Transfer of technology: Costs and benefits

A techno-economic national institution working in close co-operation with the finance, industry, and commerce ministries and promotional divisions of the government should be set up

Transfer of technology from one country to another, or from one sector of the economy to another, does not merely connote the passing of some technical information, but rather the actual transplantation from one milieu to another of applied scientific methodologies, their operating statistics and production capacity.

It is an elemental portion of national development, requiring the same bases and infrastructures.

The long term growth of a technology suggests that it must not only be productive during its life period, but also reproductive before being obsolescent.

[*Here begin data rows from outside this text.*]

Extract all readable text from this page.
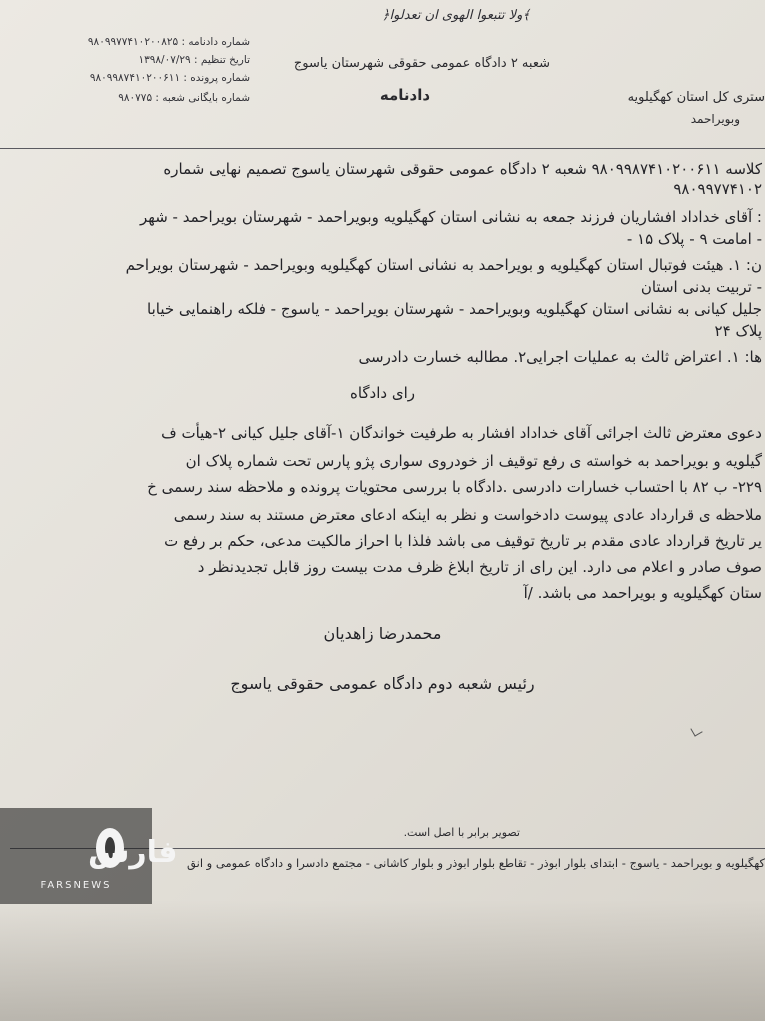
﴾ولا تتبعوا الهوى ان تعدلوا﴿
شماره دادنامه : ۹۸۰۹۹۷۷۴۱۰۲۰۰۸۲۵
تاریخ تنظیم : ۱۳۹۸/۰۷/۲۹
شماره پرونده : ۹۸۰۹۹۸۷۴۱۰۲۰۰۶۱۱
شماره بایگانی شعبه : ۹۸۰۷۷۵
شعبه ۲ دادگاه عمومی حقوقی شهرستان یاسوج
دادنامه	ستری کل استان کهگیلویه
وبویراحمد
کلاسه ۹۸۰۹۹۸۷۴۱۰۲۰۰۶۱۱ شعبه ۲ دادگاه عمومی حقوقی شهرستان یاسوج تصمیم نهایی شماره
۹۸۰۹۹۷۷۴۱۰۲
: آقای خداداد افشاریان فرزند جمعه به نشانی استان کهگیلویه وبویراحمد - شهرستان بویراحمد - شهر
- امامت ۹ - پلاک ۱۵ -
ن: ۱. هیئت فوتبال استان کهگیلویه و بویراحمد به نشانی استان کهگیلویه وبویراحمد - شهرستان بویراحم
- تربیت بدنی استان
جلیل کیانی به نشانی استان کهگیلویه وبویراحمد - شهرستان بویراحمد - یاسوج - فلکه راهنمایی خیابا
پلاک ۲۴
ها: ۱. اعتراض ثالث به عملیات اجرایی۲. مطالبه خسارت دادرسی
رای دادگاه
دعوی معترض ثالث اجرائی آقای خداداد افشار به طرفیت خواندگان ۱-آقای جلیل کیانی ۲-هیأت ف
گیلویه و بویراحمد به خواسته ی رفع توقیف از خودروی سواری پژو پارس تحت شماره پلاک ان
۲۲۹- ب ۸۲ با احتساب خسارات دادرسی .دادگاه با بررسی محتویات پرونده و ملاحظه سند رسمی خ
ملاحظه ی قرارداد عادی پیوست دادخواست و نظر به اینکه ادعای معترض مستند به سند رسمی
یر تاریخ قرارداد عادی مقدم بر تاریخ توقیف می باشد فلذا با احراز مالکیت مدعی، حکم بر رفع ت
صوف صادر و اعلام می دارد. این رای از تاریخ ابلاغ ظرف مدت بیست روز قابل تجدیدنظر د
ستان کهگیلویه و بویراحمد می باشد. /آ
محمدرضا زاهدیان
رئیس شعبه دوم دادگاه عمومی حقوقی یاسوج
تصویر برابر با اصل است.
کهگیلویه و بویراحمد - یاسوج - ابتدای بلوار ابوذر - تقاطع بلوار ابوذر و بلوار کاشانی - مجتمع دادسرا و دادگاه عمومی و انق
فارس
FARSNEWS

A myriad of determinants persuade firms in deciding whether to transfer technology. Among them the economic factors such as intensity of competition, obstacles to entry to the industry, and the volume of markets have a crucial influence.

Political factors, plus the investment climate and incentive policies ( free zones, grants, interest subsidies), and controls and regulations on transfers, play a vital role.

In general, a settlement to transfer technology indicates trade-offs between short-term and long-term competitive strategies or between old and new productive activities; but overall the future balance must be positive, otherwise transfers would be fruitless.

The impacts of any transfer are administered by the objectives of technology holders and receivers, and by their technological capacities, negotiating skills and strategies.

They are also decided by demand and supply factors such as natural resource endowments, government policies and the economic and social plight in the recipient country and the country exporting it.

The effects persist over an extended duration   and there emanate various gains and losses of employment in various industrial undertakings.

More jobs are generated as a consequence of exports and capital and intermediate goods and services related directly to the transfer and as an outcome of the greater economic enterprise spawned in the importing country.

On the other hand, if industrial capacity and jobs are generated outside and this production capacity ushers to competing exports, direct negative effects on employment emerge.

Spread effects may then transmit losses to the related industries. Notwithstanding, not only are there   employment effects, but also induced effects in income distribution and prices.

As of the technological backwardness of quite a few developing countries, transfer of modern technology are necessary if they are to industrialize analogously as developed countries.

Developing countries can categorically procure the gains of the transfer of efficient technology by allowing foreign corporations, operating on a global scale, to create plants on her soil.

Foreign investment fetches organizational aptitudes and technology over and above contributions to balance of payments and current account.

But scarcely any foreign investors would desire to invest capital in such enterprises unless they have managerial obligation, facilities for repatriation of profits and the furnishing of utilities such as transportation, fuel , power and communications.

Procuring of foreign technology is one of the primary conduits of transfer between a developed and developing country.

However, there are certain restraints faced by developing countries.

Even when elaborate drawings, specifications, process schedules and in-depth instructions on every aspect regarding the technology are made available, they seldom prove enough for installing and operating the newfangled technique on a physical plane.

Some related costs are with reference   to technical guidance, supervision and staff training. Developing countries, ergo, have to negotiate not only for the price of technology, but also for the curtailment in the cost of other components.

The foregoing points lead to the examination of foreign collaboration which is a far more effective access for technological transfer.

For developing countries, all foreign collaborations entail in-depth technical and financial scrutiny of their infrastructures and potential markets.

Also, the explicit resources and the geo-political factors influencing the long-term interests of the country concerned have to be enquired into.

Despite   the overriding prominence of technological progress for economic growth, this topic has not received requisite and systemic attention in Nepal.

Finally, a techno-economic national institution   working in close co-operation with the finance, industry, and commerce ministries and promotional divisions of the government, and other organizations should be set up which could give the policy direction for technological growth for fostering the overall national interests.

It would be of greater benefit if a senior cabinet minister presides over its deliberations, with a small but puissant   secretariat consisting of the top-most technocrats and civil servants to take routine decisions.

They should ascribe definite tangible accountabilities to various   institutions spread over the country.

They should additionally revamp the categorical outcomes acquired from indigenous and foreign sources towards the transfer and growth of technologies to the different sectors of the national economy, and take measures to improve performances by promoting, curtailing, or expanding their activities in terms of the national requirements.